Walking down Roulstone Street, the lowering afternoon sun full in his face across the open squares, Frank Sunderline thought how pleasant it would be to have Ray Ingraham go out to Pomantic such an afternoon as this, and see what he had done; just now, while it was still his work, warm from his hand, and before it was shut away from her and him by the Newrich carpets and curtains and china and servants going in and fastening the doors upon them.
He would make a treat of it,—a holiday,—if she would go; he would come and take her with a horse and buggy. He would not ask her to go with him in the cars and be stared at.
He had never thought of asking her to go to ride, or of showing her any set "attention" before. Frank Sunderline was not one of the young fellows who begin, and begin in a hurry, at that end.
He walked faster, as it came into his head at that moment; something of the same perception that would come to her,—if she cared for this asking of his,—came to him with the sudden suggestion that it was the next, the natural thing to do; that their friendship had grown so far as that. The story comes to a man with some such beautiful, scarce-anticipated steps of revelation as it does to a woman, when he takes his life in the true, whole, patient order, and does not go about to make some pretty sham of living before he has done any real living at all.
Yes; he would ask her to ride out to Pomantic with him to-morrow; and he thought she would go.
He liked her looks, to-night; he looked at her with this plan in his thoughts, and it lighted her up; he was conscious of his own notice of her, and of what it had grown to in him, insensibly, knowing her so well and long. He analyzed, or tried to analyze, his rest and pleasure in her; the reason why all she did and wore and said had such a sweet and winning fitness to him. What was it that made her look so different from other girls, and yet so nice?
"I like the way you dress, Ray; you and Dot;" he said to her, when tea was over and taken away, and she was replacing the cloth and setting the sewing-lamp down upon the table. "You don't snarl yourselves up. I can't bear a tangle of things."
Ray colored.
"You mean skirts, I suppose," she said, laughing "We can't afford two apiece, at a time. So we have taken to aprons."
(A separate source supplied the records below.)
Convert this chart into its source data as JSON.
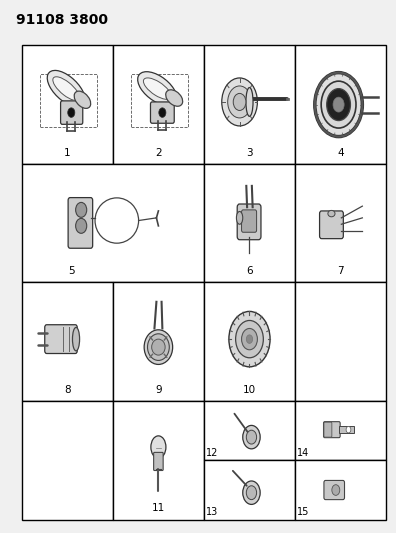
{
  "title": "91108 3800",
  "title_fontsize": 10,
  "title_fontweight": "bold",
  "bg_color": "#f0f0f0",
  "fig_width": 3.96,
  "fig_height": 5.33,
  "dpi": 100,
  "GL": 0.055,
  "GR": 0.975,
  "GT": 0.915,
  "GB": 0.025
}
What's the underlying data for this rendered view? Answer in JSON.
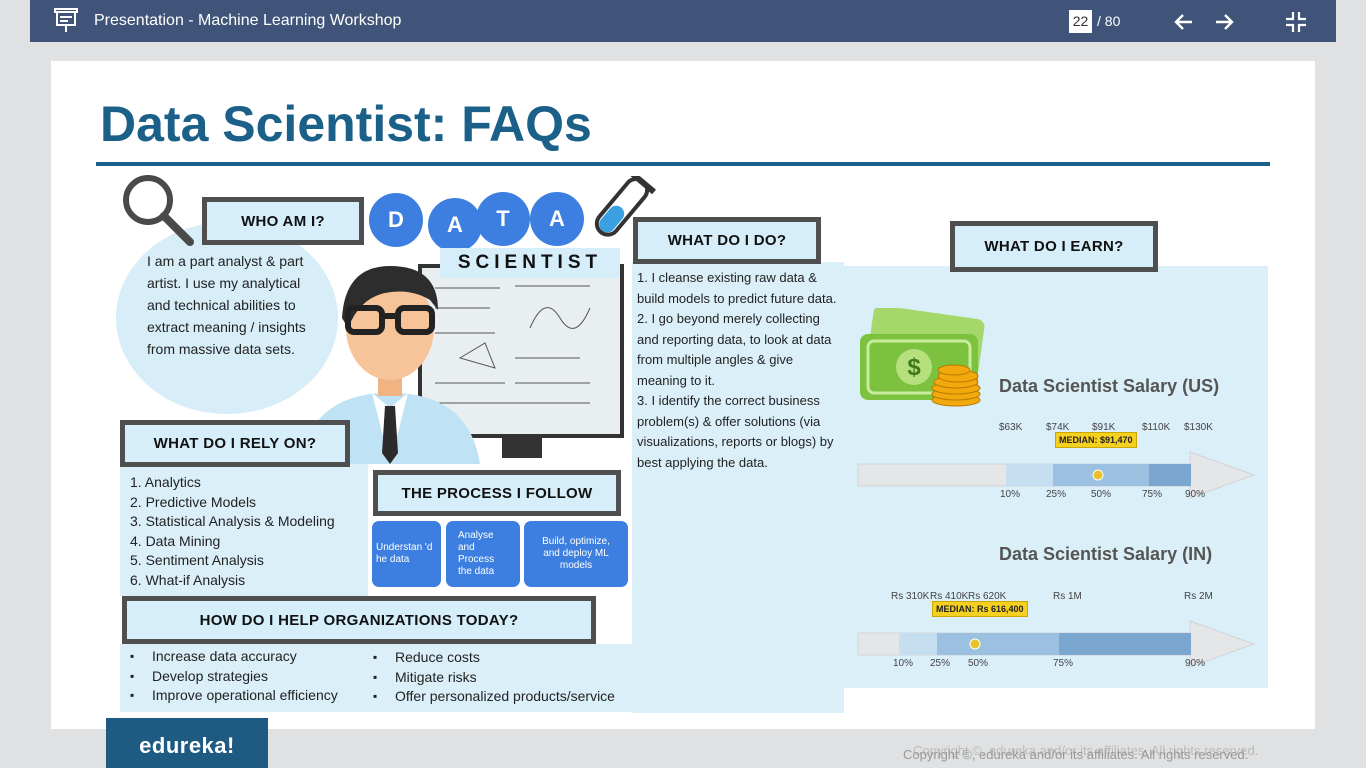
{
  "app": {
    "title": "Presentation - Machine Learning Workshop",
    "current_page": "22",
    "total_pages": "/ 80",
    "icons": [
      "presentation-icon",
      "arrow-left-icon",
      "arrow-right-icon",
      "exit-fullscreen-icon"
    ]
  },
  "slide": {
    "title": "Data Scientist: FAQs",
    "who_am_i": {
      "label": "WHO AM I?",
      "text": "I am a part analyst & part artist. I use my analytical and technical abilities to extract meaning / insights from massive data sets."
    },
    "data_letters": [
      "D",
      "A",
      "T",
      "A"
    ],
    "scientist": "SCIENTIST",
    "rely": {
      "label": "WHAT DO I RELY ON?",
      "items": [
        "1.   Analytics",
        "2.   Predictive Models",
        "3.   Statistical Analysis & Modeling",
        "4.   Data Mining",
        "5.   Sentiment Analysis",
        "6.   What-if Analysis"
      ]
    },
    "process": {
      "label": "THE PROCESS I FOLLOW",
      "steps": [
        "Understan 'd  he data",
        "Analyse and Process the data",
        "Build, optimize, and deploy ML models"
      ]
    },
    "help": {
      "label": "HOW DO I HELP ORGANIZATIONS TODAY?",
      "col1": [
        "Increase data accuracy",
        "Develop strategies",
        "Improve operational efficiency"
      ],
      "col2": [
        "Reduce costs",
        "Mitigate risks",
        "Offer personalized products/service"
      ]
    },
    "do": {
      "label": "WHAT DO I DO?",
      "items": [
        "1. I cleanse existing raw data & build models to predict future data.",
        "2. I go beyond merely collecting and reporting data, to look at data from multiple angles & give meaning to it.",
        "3. I identify the correct business problem(s)  & offer solutions (via visualizations, reports or blogs) by best applying the data."
      ]
    },
    "earn": {
      "label": "WHAT DO I EARN?",
      "us": {
        "title": "Data Scientist Salary (US)",
        "values": [
          "$63K",
          "$74K",
          "$91K",
          "$110K",
          "$130K"
        ],
        "percentiles": [
          "10%",
          "25%",
          "50%",
          "75%",
          "90%"
        ],
        "median": "MEDIAN: $91,470"
      },
      "in": {
        "title": "Data Scientist Salary (IN)",
        "values": [
          "Rs 310K",
          "Rs 410K",
          "Rs 620K",
          "Rs 1M",
          "Rs 2M"
        ],
        "percentiles": [
          "10%",
          "25%",
          "50%",
          "75%",
          "90%"
        ],
        "median": "MEDIAN: Rs 616,400"
      }
    },
    "logo": "edureka!",
    "copyright": "Copyright ©, edureka and/or its affiliates. All rights reserved."
  },
  "colors": {
    "topbar": "#3f5478",
    "title": "#1b6088",
    "accent": "#3d7fe0",
    "panel": "#dbeff9"
  }
}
It was a very simple expedient, and yet it came near enough to custom to avoid a strait and insufficient look. They wore plain black cashmere dresses, plaited in at the waist, and belted to their pretty figures, over these, round, full aprons, tied behind with broad, hemmed bows. They were of cross-barred muslin, for every day,—cheap and pretty and fresh; black silk ones replaced them upon serious occasions. This was their house wear; in the street they contented themselves with their plain basquines; and I think if anybody missed the bunches and festoons, it was only as Frank Sunderline said, with an unexplained impression of the absence of a "snarl."